Stéréotypes
et imaginaires sociaux en milieu haalpulaar
Classer, stigmatiser
et toiser
"Je
me rappelle, il y a plus d’une vingtaine d’années, un jour de
fête de tabaski (fête du mouton), l’esclave affranchi (cootiido,
du verbe sootaade : racheter sa liberté ou, pour employer le terme
exact, un gallunke) qui avait l’habitude d’égorger le mouton de
mon père était venu avec un retard conséquent. À la question de
savoir ce qu’il faisait tout ce temps, il répondit qu’il était
en train d’égorger son mouton. Ce qui était tout à fait
naturel. Et mon père, dans une réaction inopinée, lui rétorqua :
« Depuis quand égorges-tu ton mouton avant le mien ? » J’étais
là sans mots. Il m’était impossible d’intervenir dans cette
conversation « anodine » dans le milieu haalpulaar. Je signale que
son épouse est une descendante d’anciens esclaves de ma lignée
paternelle et que, lors de la promulgation de la loi de 1981
abolissant l’esclavage en Mauritanie, elle est venue réitérer à
mon père son statut et surtout son allégeance éternelle. Ma mère
a toujours utilisé ses services et mes sœurs ceux de ses filles.

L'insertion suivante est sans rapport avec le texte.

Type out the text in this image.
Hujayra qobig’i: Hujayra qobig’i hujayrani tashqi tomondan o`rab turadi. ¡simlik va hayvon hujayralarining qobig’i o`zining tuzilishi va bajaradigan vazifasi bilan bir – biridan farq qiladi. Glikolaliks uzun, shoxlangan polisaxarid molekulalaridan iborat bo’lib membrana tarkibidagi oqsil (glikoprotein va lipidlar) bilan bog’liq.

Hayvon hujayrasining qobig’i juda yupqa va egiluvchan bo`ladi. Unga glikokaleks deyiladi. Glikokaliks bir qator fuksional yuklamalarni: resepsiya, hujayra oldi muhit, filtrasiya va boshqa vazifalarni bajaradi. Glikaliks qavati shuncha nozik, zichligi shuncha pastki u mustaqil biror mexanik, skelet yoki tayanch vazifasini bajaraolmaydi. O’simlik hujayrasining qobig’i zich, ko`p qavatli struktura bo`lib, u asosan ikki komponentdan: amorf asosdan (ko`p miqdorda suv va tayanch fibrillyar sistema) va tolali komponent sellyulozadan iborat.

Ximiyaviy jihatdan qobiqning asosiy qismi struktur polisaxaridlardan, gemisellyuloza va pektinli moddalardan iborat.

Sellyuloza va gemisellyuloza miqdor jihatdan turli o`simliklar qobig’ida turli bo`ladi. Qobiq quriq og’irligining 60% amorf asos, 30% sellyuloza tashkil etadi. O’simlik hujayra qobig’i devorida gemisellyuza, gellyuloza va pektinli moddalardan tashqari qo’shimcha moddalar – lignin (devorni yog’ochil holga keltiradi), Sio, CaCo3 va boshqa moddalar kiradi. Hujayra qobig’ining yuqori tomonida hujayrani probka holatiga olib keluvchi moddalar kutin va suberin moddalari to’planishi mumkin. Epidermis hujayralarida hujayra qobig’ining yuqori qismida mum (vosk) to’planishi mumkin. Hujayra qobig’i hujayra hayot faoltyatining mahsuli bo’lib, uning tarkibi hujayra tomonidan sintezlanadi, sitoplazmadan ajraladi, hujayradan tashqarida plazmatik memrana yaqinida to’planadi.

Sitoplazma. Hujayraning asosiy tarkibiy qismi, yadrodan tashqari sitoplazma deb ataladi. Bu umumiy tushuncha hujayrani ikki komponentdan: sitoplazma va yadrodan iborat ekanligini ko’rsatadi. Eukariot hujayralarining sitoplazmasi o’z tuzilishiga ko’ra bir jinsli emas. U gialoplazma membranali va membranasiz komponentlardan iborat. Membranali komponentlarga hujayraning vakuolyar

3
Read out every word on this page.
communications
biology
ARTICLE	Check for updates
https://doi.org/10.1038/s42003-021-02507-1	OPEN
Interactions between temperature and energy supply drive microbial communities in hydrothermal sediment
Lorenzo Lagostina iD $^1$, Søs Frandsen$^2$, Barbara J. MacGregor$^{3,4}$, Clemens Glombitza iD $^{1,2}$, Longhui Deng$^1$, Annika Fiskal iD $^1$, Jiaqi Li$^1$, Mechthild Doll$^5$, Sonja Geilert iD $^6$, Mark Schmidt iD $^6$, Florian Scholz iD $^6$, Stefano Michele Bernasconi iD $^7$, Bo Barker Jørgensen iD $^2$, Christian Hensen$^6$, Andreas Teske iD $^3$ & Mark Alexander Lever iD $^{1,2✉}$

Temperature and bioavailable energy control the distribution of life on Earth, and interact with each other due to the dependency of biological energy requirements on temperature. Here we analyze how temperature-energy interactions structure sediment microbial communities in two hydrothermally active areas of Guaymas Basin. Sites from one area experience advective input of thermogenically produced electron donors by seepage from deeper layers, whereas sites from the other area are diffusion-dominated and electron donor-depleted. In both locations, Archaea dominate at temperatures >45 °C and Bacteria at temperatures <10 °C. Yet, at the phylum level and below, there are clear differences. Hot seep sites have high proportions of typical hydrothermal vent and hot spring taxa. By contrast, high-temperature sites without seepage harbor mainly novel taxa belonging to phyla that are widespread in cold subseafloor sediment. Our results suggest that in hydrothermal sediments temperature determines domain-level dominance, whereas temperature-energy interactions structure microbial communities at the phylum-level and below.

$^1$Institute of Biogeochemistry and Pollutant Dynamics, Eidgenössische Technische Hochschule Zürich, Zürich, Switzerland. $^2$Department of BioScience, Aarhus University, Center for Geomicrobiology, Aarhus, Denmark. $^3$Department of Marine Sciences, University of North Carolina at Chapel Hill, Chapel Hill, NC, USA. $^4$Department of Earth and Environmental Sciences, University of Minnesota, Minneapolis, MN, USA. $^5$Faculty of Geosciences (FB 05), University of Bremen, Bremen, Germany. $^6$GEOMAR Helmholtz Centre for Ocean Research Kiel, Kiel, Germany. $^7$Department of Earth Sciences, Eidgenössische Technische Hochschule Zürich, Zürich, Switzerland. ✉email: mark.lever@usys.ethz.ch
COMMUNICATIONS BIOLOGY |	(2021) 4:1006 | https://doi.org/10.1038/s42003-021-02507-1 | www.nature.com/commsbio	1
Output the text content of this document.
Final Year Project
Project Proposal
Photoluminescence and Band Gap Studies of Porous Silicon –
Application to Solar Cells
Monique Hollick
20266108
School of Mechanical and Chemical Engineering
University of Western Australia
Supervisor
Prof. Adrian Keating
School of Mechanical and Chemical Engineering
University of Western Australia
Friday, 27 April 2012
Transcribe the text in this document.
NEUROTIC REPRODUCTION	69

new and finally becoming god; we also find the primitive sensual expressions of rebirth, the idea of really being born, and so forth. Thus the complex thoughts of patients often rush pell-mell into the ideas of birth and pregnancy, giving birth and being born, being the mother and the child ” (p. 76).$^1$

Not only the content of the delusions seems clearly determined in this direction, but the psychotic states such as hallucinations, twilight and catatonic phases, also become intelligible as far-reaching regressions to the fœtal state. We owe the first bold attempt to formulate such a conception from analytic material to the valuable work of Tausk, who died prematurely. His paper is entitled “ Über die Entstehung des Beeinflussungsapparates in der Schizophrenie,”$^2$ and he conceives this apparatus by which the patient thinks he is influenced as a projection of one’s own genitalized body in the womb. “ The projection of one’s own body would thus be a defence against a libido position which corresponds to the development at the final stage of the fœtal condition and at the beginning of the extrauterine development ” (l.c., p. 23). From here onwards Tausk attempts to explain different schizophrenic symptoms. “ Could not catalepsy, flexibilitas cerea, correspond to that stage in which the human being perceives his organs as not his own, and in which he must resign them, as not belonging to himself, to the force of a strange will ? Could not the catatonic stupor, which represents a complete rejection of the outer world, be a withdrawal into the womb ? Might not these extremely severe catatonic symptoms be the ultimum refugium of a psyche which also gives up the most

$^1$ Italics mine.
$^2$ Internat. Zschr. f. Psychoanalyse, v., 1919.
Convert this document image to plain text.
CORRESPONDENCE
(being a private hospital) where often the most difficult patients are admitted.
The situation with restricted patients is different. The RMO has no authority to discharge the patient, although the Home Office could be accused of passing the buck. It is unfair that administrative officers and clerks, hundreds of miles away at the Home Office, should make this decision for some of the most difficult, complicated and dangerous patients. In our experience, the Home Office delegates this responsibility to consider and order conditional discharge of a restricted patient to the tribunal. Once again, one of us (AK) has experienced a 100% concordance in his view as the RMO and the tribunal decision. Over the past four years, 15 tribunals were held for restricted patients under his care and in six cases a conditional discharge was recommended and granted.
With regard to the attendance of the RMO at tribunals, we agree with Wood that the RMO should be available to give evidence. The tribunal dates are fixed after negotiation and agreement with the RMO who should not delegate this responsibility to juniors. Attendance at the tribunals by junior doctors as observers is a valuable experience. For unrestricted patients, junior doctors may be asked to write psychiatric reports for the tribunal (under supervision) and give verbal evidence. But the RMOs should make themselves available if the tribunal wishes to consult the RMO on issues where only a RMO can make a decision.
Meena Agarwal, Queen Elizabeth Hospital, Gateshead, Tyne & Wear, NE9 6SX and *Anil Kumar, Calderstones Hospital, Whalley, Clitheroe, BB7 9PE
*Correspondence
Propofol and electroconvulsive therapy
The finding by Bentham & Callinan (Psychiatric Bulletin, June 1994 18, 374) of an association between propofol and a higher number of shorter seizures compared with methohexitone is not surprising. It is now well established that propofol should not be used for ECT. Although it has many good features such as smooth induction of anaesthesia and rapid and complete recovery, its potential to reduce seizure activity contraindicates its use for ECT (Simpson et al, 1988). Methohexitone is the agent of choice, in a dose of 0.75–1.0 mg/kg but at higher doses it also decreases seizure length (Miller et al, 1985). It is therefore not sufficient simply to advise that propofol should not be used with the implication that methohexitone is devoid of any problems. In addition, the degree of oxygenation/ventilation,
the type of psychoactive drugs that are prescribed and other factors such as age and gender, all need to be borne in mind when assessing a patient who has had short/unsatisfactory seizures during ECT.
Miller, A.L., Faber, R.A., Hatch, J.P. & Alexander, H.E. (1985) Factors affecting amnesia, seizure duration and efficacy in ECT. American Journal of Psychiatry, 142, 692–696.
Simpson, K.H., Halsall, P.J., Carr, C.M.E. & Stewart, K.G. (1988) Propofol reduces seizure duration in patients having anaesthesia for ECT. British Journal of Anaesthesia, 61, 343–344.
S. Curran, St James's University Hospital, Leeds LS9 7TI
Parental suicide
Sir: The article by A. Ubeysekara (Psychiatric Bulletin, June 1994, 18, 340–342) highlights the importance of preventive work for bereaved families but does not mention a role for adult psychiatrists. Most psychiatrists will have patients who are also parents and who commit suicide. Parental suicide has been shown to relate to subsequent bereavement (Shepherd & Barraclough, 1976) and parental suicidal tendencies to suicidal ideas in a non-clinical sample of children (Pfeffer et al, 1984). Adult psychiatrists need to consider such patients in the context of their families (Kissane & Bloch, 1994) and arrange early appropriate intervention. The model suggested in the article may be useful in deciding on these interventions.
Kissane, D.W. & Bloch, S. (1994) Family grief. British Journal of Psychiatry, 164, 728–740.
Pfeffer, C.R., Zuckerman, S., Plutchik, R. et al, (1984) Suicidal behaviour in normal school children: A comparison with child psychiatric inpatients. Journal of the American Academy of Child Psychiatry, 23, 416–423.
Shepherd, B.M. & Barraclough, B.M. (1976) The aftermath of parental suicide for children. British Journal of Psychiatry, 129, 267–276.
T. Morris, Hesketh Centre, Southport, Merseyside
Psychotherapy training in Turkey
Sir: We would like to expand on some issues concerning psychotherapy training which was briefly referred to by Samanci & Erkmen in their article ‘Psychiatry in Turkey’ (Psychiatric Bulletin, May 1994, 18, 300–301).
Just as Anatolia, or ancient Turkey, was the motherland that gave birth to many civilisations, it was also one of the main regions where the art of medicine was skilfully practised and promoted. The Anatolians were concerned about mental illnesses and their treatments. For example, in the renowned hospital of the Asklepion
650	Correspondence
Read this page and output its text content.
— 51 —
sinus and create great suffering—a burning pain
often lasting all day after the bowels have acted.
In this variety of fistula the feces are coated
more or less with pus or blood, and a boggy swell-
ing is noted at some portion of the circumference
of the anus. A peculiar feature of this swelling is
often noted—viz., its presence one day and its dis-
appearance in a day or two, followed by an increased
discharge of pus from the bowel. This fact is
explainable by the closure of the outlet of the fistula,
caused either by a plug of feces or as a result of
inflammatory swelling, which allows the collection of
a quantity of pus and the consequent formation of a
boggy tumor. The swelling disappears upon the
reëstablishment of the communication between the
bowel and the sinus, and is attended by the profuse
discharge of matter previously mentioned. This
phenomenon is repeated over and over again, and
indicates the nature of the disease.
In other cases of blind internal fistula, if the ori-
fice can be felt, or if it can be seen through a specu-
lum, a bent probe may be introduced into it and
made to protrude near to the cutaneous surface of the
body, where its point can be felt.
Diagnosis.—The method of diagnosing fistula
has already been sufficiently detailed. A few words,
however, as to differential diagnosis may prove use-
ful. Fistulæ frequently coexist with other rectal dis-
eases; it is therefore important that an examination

Il y a plusieurs années, pour la première visite de l’épouse de
l’aîné de ma famille, beaucoup d’anciens esclaves supposés
appartenir à ma famille paternelle ont défilé dans notre
concession. À chaque fois que l’un d’eux saluait l’épouse
(je signale qu’elle est peule, mais étrangère à ma lignée), ma
mère lui disait : « Salmin o ko faggudu bammako jeyya », « Salue
ce monsieur, il fait partie des “acquisitions de son père”. »
Après avoir pris congé de cette séance de présentation
particulière, mon ami maabo me dit : « Ta mère se permet sans
gêne aucune de présenter ces messieurs en termes peu élogieux, et
les autres de répondre par un sourire qui traduit leur soumission.
» Et pourtant, dans leur concession, leur ancienne esclave et ses
descendants font toutes les corvées de la maison et sans repos : de
la cuisine au puisage de l’eau. Cette forme d’esclavage est
sournoise et subtile, mais elle permet d’apprécier à quel point
les statuts restent intériorisés et prégnants dans la
quotidienneté de la société haalpulaar."
Comme quoi,
TOUTES les composantes de notre pays pratiquaient l'esclavage.
Pourquoi, Dicko ne s'en prend il qu'aux maures?